So, I’m already behind for NaNoWriMo. It’s not a surprise. I didn’t have a project that I was itching to dig into when the whole thing started, and now I’m setting aside some of the things that I’d actually prefer to be working on in order to keep pushing on the Nano project. it isn’t something I’d normally do, but for me Nanowrimo is about discipline, and so I’m focusing on keeping committed to this one project. Even though I don’t know where it’s going or how it’s going to get there.
Anyway, I’m already behind on it. A few days behind. Which isn’t terrible, but it is a little bit frustrating. Mostly because I don’t have a good excuse. I’ve got plenty of time right now. I should be tearing through any project, even one I’m not overly excited about, but I’m allowing myself to get distracted. I’m allowing myself to concentrate on silly things.
Just before this all started a friend asked me if I was doing nano this year. I told her I was. She said she wasn’t sure if she was going to do it.

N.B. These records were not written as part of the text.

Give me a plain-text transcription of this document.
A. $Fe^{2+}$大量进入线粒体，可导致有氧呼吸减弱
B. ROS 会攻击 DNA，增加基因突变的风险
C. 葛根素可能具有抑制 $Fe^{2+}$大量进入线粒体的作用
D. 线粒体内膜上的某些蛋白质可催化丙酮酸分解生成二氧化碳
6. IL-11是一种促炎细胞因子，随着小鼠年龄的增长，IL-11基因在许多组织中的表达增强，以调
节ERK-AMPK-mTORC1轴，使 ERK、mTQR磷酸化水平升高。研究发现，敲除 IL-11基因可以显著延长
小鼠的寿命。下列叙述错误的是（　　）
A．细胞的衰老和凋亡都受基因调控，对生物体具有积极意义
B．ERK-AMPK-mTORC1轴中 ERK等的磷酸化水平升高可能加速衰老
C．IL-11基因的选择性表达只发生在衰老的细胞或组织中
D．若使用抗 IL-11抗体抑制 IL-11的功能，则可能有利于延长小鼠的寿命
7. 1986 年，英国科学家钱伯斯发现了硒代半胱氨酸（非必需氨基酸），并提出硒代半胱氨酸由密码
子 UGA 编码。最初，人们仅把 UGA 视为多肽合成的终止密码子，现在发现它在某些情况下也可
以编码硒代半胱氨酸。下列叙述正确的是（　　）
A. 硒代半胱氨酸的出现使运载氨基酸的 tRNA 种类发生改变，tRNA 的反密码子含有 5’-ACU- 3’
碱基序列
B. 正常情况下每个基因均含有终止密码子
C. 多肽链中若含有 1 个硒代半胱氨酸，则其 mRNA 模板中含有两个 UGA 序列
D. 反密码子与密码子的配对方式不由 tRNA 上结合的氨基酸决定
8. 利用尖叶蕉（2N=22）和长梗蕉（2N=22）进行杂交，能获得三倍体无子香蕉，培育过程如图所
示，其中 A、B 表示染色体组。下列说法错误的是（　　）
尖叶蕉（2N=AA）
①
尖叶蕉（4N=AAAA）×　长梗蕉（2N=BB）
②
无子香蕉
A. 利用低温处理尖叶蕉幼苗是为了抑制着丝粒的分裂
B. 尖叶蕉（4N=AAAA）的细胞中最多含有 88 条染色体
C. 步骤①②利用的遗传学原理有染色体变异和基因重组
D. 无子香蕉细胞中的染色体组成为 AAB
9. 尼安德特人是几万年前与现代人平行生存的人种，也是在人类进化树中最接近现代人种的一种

She didn’t have anything she was excited to work on. I told her, give it a shot anyway. Really, what’s the worst that can happen? Say you pick a project, write a chapter, then find yourself completely stuck. So what? You’ve got a chapter you didn’t have before. I mean, you could allow it to get you down, allow yourself to get frustrated and resentful and angry, but when is that not a possibility?
Move forward, press on, take another step on your journey. even if you fall on your face, hey, you’re a step closer than you were yesterday, and you had to take that step at some point, didn’t you?